Sepanjang perjalanan, Lena bolak-balik memandangi pria itu yang mengemudi dengan sorot mata sangat dingin. Tidak ada suara justru pria itu terlihat begitu seram, beda sekali dengan tadi yang sangat ramah. Lagu Celine Dion yang terus mendengung di dalam kabin, bau citrus dan dinginya AC membuat Lena terkantuk-kantuk.
Suasana begitu hening di kabin, semburan hangat di wajah Lena dan semakin jelas menerpa hidungnya. Lena semakin mengendus aroma hangat dan aroma enak dalam mata terpejam. Semburan itu semakin intens, dan area hangat kini menyelimuti semua area depan dada sampai mengurangi menggigilnya. Lena memerjapkan mata dan mata deep blue dipenuhi kilauan minyak hanya beberapa senti di depannya, bahkan hidung itu pas bersentuhan hingga dia menghirup seluruh udara panas yang keluar dari hidung mancung David. ”Ahhhh!!!”
“Hai, cantik, tenanglah.” David berdecak karena telingannya berdenging akibat teriakan di wajahnya. Dia mengendus-ngendus aroma khas kenanga yang memabukkan. David sedikit lagi berhasil mencium bibir pink itu, sialnya perempuan itu keburu bangun. Si jakung lalu menekan tombol saftey belt sebagai alasan dan menyeringai dengan masam. “Cantik, kita sudah sampai.”
Lena masih terkesiap pada si jakung yang tadi melepas safety belt dengan cara yang menguji spot jantung. Sampai perilaku pria itu yang kini menunggu dipintu mobil dengan gagah, setelah membukakan pintu. Jelas si tampan ini memiliki daya pikat yang sangat mencolok. Lena seperti mau gila karena nafas aroma mint itu masih membekas di pipinya. Perempuan yang tingginya sedada David itu, mulai mengekor di belakang dengan sedikit berlari menyesusaikan langkah David.
Dengan ragu-ragu Lena berhenti tepat di garis pintu restoran. “Tuan, aku tidak akan makan soalnya masih kenyang.” Lena tersenyum tipis, jika dia makan di sini terus nanti uangnya bisa langsung ludes. Dia takkan melakukannya.
“Hei, aku akan mentraktir makan siangmu. Dengar, lagian menolak adalah hal yang sangat tidak sopan. Mau kan, gratis, loh?” David sampai menunggu beberapa saat dan gemas karena wajah mungil itu terlihat berpikir, padahal bisa tinggal terima saja. “Kita sudah sampai sini, kau yakin tidak mau?”
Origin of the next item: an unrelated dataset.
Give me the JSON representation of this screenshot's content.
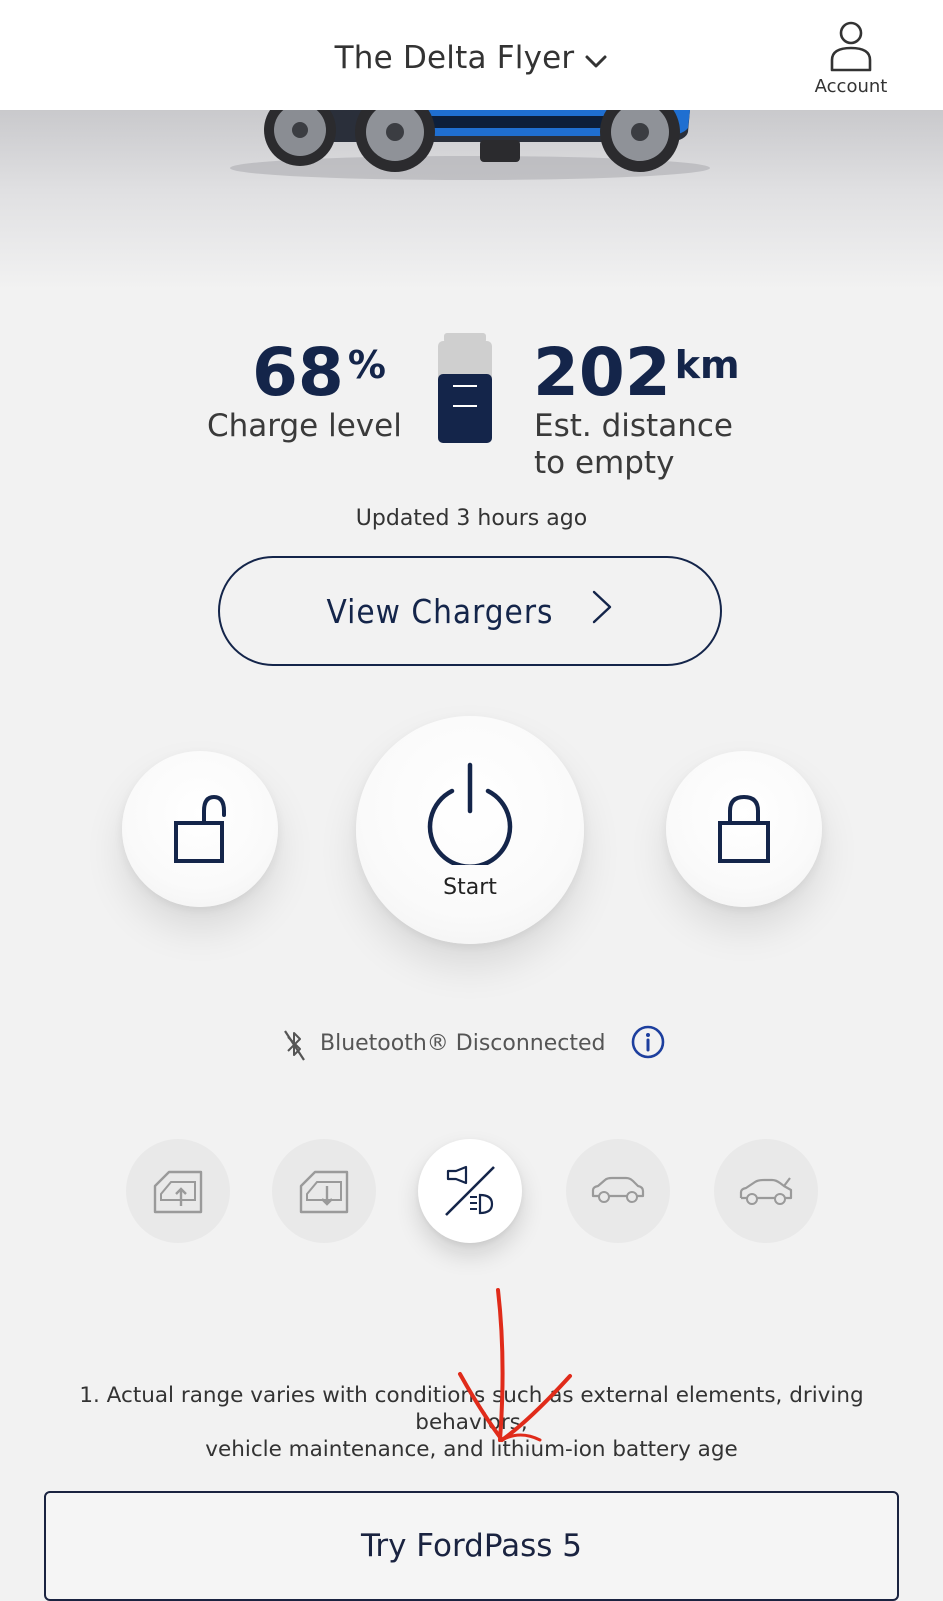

“Lumayan si, dari management kan dapatnya hanya sarapan. Untuk makan siang dan malam pakai uang sendiri, harus berhemat. Kenapa perutku jadi laper banged uh! Bau daging domba sampai kesini. Enak banged keliatannya,” batin Lena sambil melirik ke dalam dengan mata berseri-seri.
Pria itu menarik Lena dengan tidak sabar sampai ke ruangan kedua bernuansa gold dan mewah. Seorang pelayan pria berjubah salem, lalu menjulurkan buku menu. Lena kebingungan pada tiap harga yang paling murah setengah jutaan. Dia menelan saliva pelan karena mendadak langsung kenyang. Didorongnya buku menu hingga menyentuh tangan berjam tangan mahal, Lena menggelengkan kepala.
“Kamu mau makan apa? Pilih sesukamu, jangan melihat harganya dan kamu harus makan yang banyak biar kamu memiliki banyak tenaga untuk mondar-mandir nanti.” David tertawa ringan, lalu mengedipkan satu mata membuat Lena langsung tertunduk dan jelas menghindari tatapan genit David.
Pria berjas silver itu memandang Lena yang baru melepas topi. Betapa imut dua rambut kelabang itu setelah semakin diamati-amati memang jelas dagu itu begitu menggoda. Nah, kan, dia sempat melupakan rasa sakitnya pada Shinta. Apa Lena mau jadi pacar sementaraku? Sampai aku melupakan Shinta sepenuhnya?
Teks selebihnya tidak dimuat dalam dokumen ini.